In the space of about a decade, we have all become quite dependent on our satnavs and phones to guide us to the right spot while on the road, but being able to correctly specify your exact destination is not always easy. Entering an address correctly, perhaps in a foreign alphabet while travelling, can actually be quite difficult and frustrating, and that’s assuming the place you’re in has a formal address system in the first place. That assumption is simply not valid for a lot of places in the world. Even in many developed countries, there are plenty of examples of such ‘off the grid’ places. Latitude and longitude coordinates are always there as a fall-back option, but unless you know how to enter them properly, and you are sure that the numbers are correct to begin with, you may end up in totally the wrong place. Interestingly there’s now a much easier way to describe locations anywhere on the globe.

In fact, every 3x3m patch on the globe can now be pointed out using just 3 regular words. Have a look for yourself: http://what3words.com/about/

It’s quite amazing to think that three words is all it takes. It might be English words in your case or mine, but the system is available in a growing number of languages, and the algorithm works for the whole globe, so any location can be translated easily between languages. Fancy a spot of ice-fishing in Greenland this weekend? How about we try at “tracks.supplies.luminous”? Doing a bit of yachting around the British Virgin Islands? How about we anchor at “pelican.whiskers.oranges” tomorrow? How about making it easier for your guests to find your AirBnB? 🙂

The system has been designed in such a way that a small typing error will result in a location that is very far away from your intended destination if it exists at all, so you should immediately realise that you have made a mistake. For example, “pelican.whiskers.orange” is in Mali… not exactly next door to Cooper Island!

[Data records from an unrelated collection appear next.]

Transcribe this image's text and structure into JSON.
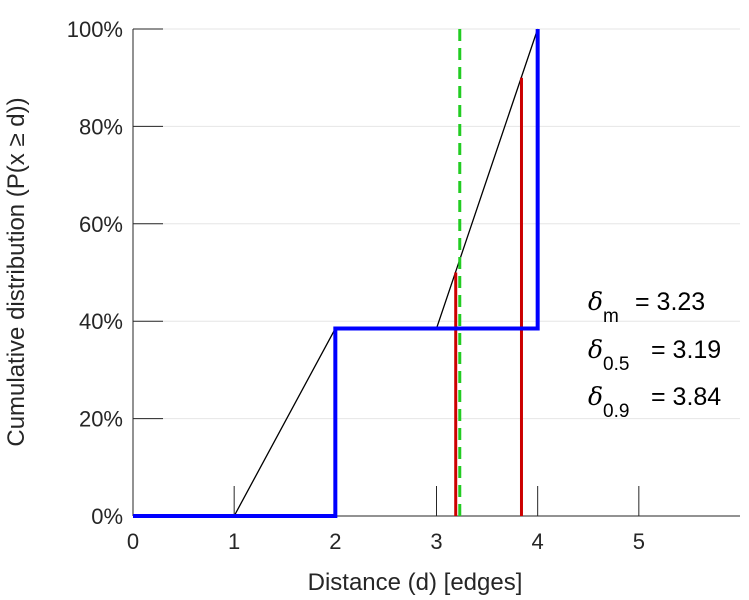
{
  "chart_data": {
    "type": "line",
    "xlabel": "Distance (d) [edges]",
    "ylabel": "Cumulative distribution (P(x ≥ d))",
    "xlim": [
      0,
      6
    ],
    "ylim": [
      0,
      100
    ],
    "x_ticks": [
      "0",
      "1",
      "2",
      "3",
      "4",
      "5"
    ],
    "y_ticks": [
      "0%",
      "20%",
      "40%",
      "60%",
      "80%",
      "100%"
    ],
    "grid": "horizontal",
    "series": [
      {
        "role": "step",
        "color": "#0000ff",
        "points": [
          [
            0,
            0
          ],
          [
            2,
            0
          ],
          [
            2,
            38.5
          ],
          [
            4,
            38.5
          ],
          [
            4,
            100
          ]
        ]
      },
      {
        "role": "interpolation",
        "color": "#000000",
        "points": [
          [
            1,
            0
          ],
          [
            2,
            38.5
          ],
          [
            3,
            38.5
          ],
          [
            4,
            100
          ]
        ]
      }
    ],
    "vlines": [
      {
        "x": 3.23,
        "ymax": 100,
        "color": "#22cc22",
        "style": "dashed"
      },
      {
        "x": 3.19,
        "ymax": 50,
        "color": "#cc0000",
        "style": "solid"
      },
      {
        "x": 3.84,
        "ymax": 90,
        "color": "#cc0000",
        "style": "solid"
      }
    ],
    "annotations": [
      {
        "symbol": "δ",
        "sub": "m",
        "value": "= 3.23"
      },
      {
        "symbol": "δ",
        "sub": "0.5",
        "value": "= 3.19"
      },
      {
        "symbol": "δ",
        "sub": "0.9",
        "value": "= 3.84"
      }
    ]
  }
}
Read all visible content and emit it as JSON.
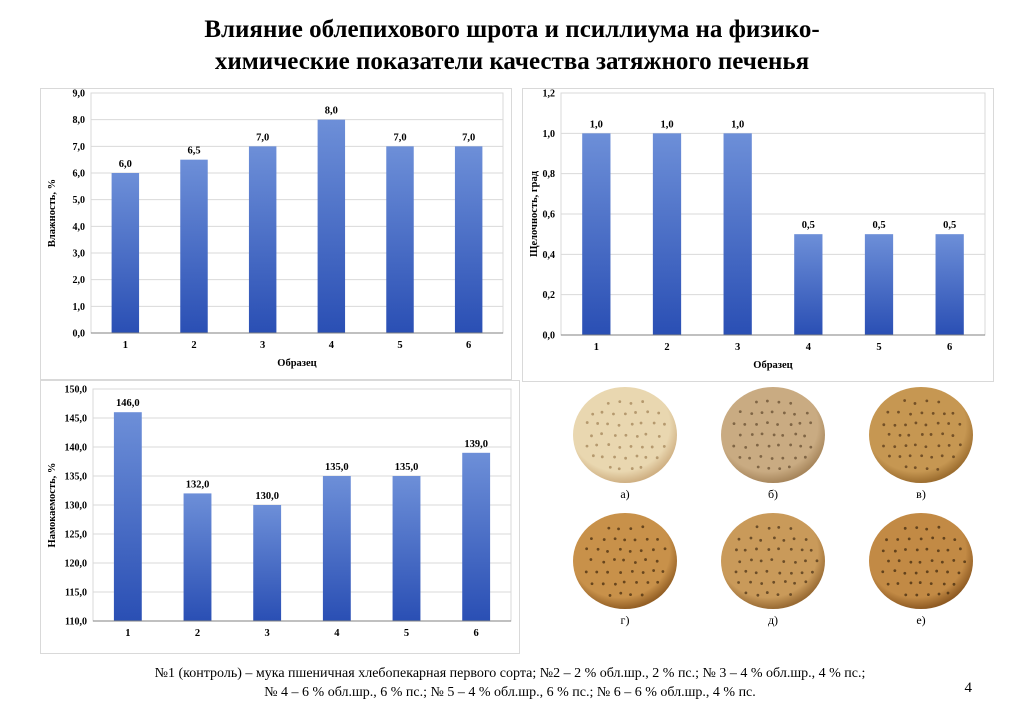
{
  "slide": {
    "title_lines": [
      "Влияние облепихового шрота и псиллиума на физико-",
      "химические показатели качества затяжного печенья"
    ],
    "page_number": "4",
    "footnote_lines": [
      "№1 (контроль) – мука пшеничная хлебопекарная первого сорта; №2 – 2 % обл.шр., 2 % пс.; № 3 – 4 % обл.шр., 4 % пс.;",
      "№ 4 – 6 % обл.шр., 6 % пс.; № 5 – 4 % обл.шр., 6 % пс.; № 6 – 6 % обл.шр., 4 % пс."
    ]
  },
  "colors": {
    "bar_top": "#6d8fd8",
    "bar_bottom": "#2a4fb4",
    "grid": "#d9d9d9",
    "axis": "#808080"
  },
  "chart_data": [
    {
      "id": "moisture",
      "type": "bar",
      "title": "",
      "categories": [
        "1",
        "2",
        "3",
        "4",
        "5",
        "6"
      ],
      "values": [
        6.0,
        6.5,
        7.0,
        8.0,
        7.0,
        7.0
      ],
      "data_labels": [
        "6,0",
        "6,5",
        "7,0",
        "8,0",
        "7,0",
        "7,0"
      ],
      "xlabel": "Образец",
      "ylabel": "Влажность, %",
      "ylim": [
        0,
        9
      ],
      "yticks": [
        0,
        1,
        2,
        3,
        4,
        5,
        6,
        7,
        8,
        9
      ],
      "ytick_labels": [
        "0,0",
        "1,0",
        "2,0",
        "3,0",
        "4,0",
        "5,0",
        "6,0",
        "7,0",
        "8,0",
        "9,0"
      ],
      "grid": true,
      "legend": "none"
    },
    {
      "id": "alkalinity",
      "type": "bar",
      "title": "",
      "categories": [
        "1",
        "2",
        "3",
        "4",
        "5",
        "6"
      ],
      "values": [
        1.0,
        1.0,
        1.0,
        0.5,
        0.5,
        0.5
      ],
      "data_labels": [
        "1,0",
        "1,0",
        "1,0",
        "0,5",
        "0,5",
        "0,5"
      ],
      "xlabel": "Образец",
      "ylabel": "Щелочность, град",
      "ylim": [
        0,
        1.2
      ],
      "yticks": [
        0,
        0.2,
        0.4,
        0.6,
        0.8,
        1.0,
        1.2
      ],
      "ytick_labels": [
        "0,0",
        "0,2",
        "0,4",
        "0,6",
        "0,8",
        "1,0",
        "1,2"
      ],
      "grid": true,
      "legend": "none"
    },
    {
      "id": "wettability",
      "type": "bar",
      "title": "",
      "categories": [
        "1",
        "2",
        "3",
        "4",
        "5",
        "6"
      ],
      "values": [
        146.0,
        132.0,
        130.0,
        135.0,
        135.0,
        139.0
      ],
      "data_labels": [
        "146,0",
        "132,0",
        "130,0",
        "135,0",
        "135,0",
        "139,0"
      ],
      "xlabel": "",
      "ylabel": "Намокаемость, %",
      "ylim": [
        110,
        150
      ],
      "yticks": [
        110,
        115,
        120,
        125,
        130,
        135,
        140,
        145,
        150
      ],
      "ytick_labels": [
        "110,0",
        "115,0",
        "120,0",
        "125,0",
        "130,0",
        "135,0",
        "140,0",
        "145,0",
        "150,0"
      ],
      "grid": true,
      "legend": "none"
    }
  ],
  "photos": [
    {
      "label": "а)",
      "crust": "#e9d7b0",
      "rim": "#cfb083",
      "dot": "#a88a5e"
    },
    {
      "label": "б)",
      "crust": "#c9ab82",
      "rim": "#a7865c",
      "dot": "#6d5436"
    },
    {
      "label": "в)",
      "crust": "#c69752",
      "rim": "#9c6d2f",
      "dot": "#5e3f1d"
    },
    {
      "label": "г)",
      "crust": "#c8914a",
      "rim": "#935f25",
      "dot": "#4f3212"
    },
    {
      "label": "д)",
      "crust": "#c99a5a",
      "rim": "#986a33",
      "dot": "#54391c"
    },
    {
      "label": "е)",
      "crust": "#c28a45",
      "rim": "#8e5a22",
      "dot": "#4a2f12"
    }
  ]
}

There is of course a more serious side to this technology, in that it basically gives everything on the globe an address that normal people can communicate quite easily, which means it could not only make things easier (e.g. delivering packages, finding holiday locations), but it could save lives (e.g. fighting fires, providing humanitarian aid).

There are alternative geo-location systems out there as well (such as XADDRESS), as I found out after a bit of digging. Each of them do things a bit differently, but it’s nice to see that there are people thinking about simplifying such things and putting solutions out there.

To be clear, this is not a paid advertisement. I just stumbled across this service the other day and it not only put a smile on my face, but it got me thinking, so I decided to write about it.